LA MATERIALIZACIÓN DEL MITO

Serán este tipo de historias sobre el origen del cosmos las que constituyan los ritos y cultos religiosos en el área maya. Dos ejemplos de la materialización de estos mitos los podemos ver en la cancha de juego de pelota de Chichén Itzá y en la tumba de Pakal, gobernador de Palenque durante el siglo VII.

Muro de la cancha de juego de pelota en Chichén Itzá

Si nos fijamos con atención veremos a la derecha de la imagen un personaje que sostiene una cabeza cortada de la que brotan chorros de sangre en forma de serpientes y en el lado izquierdo de la imagen el cuerpo decapitado con sus serpientes sangrantes.

Esta es una muestra de que el juego de pelota no era un simple entretenimiento sino que era todo un ritual, un juego destinado a personalidades importantes en cuyos partidos representaban el movimiento de los astros y el nacimiento de estos.
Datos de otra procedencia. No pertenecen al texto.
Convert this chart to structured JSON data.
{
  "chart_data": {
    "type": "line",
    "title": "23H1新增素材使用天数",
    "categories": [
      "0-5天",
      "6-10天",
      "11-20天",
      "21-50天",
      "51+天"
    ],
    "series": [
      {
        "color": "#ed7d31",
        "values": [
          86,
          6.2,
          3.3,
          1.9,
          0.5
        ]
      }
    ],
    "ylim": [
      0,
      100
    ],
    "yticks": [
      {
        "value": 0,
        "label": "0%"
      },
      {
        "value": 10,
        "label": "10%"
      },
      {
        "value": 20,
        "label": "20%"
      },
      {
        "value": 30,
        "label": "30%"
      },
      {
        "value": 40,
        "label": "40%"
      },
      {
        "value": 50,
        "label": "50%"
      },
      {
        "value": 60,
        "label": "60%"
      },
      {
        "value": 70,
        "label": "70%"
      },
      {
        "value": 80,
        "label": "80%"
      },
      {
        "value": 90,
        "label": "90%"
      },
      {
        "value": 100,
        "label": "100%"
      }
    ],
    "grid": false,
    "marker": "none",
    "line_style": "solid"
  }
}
Uno de los bandos (los autores no se ponen de acuerdo si el ganador o el vencedor) sería sacrificado al igual que lo hicieron los dioses por los hombres.

Dibujo del sarcófago de Pakal

En esta imagen vemos el dibujo que adorna el sarcófago de Pakal. Se representa al gobernante enterrado y renacido como el Dios del maíz de cuyo vientre brota una ceiba, el árbol sagrado de los mayas que conecta los tres planos de la existencia; inframundo, superficie y cielo. En la copa del árbol se posa el dios creador.

Esta forma que ha elegido el gobernante de representarse no es casual ya que los gobernantes eran los intermediarios entre lo mortal y lo divino, eran semidioses que una vez muriesen se convertirían en dioses. Esta era una de las formas con las que legitimaban su poder de modo que se representa como el sustento del la realidad y encarnación de los dioses.

 

Fuentes:

Chilam Balam de Chumayel

De la Garza, M., Ilia, M., 2002: Religión Maya.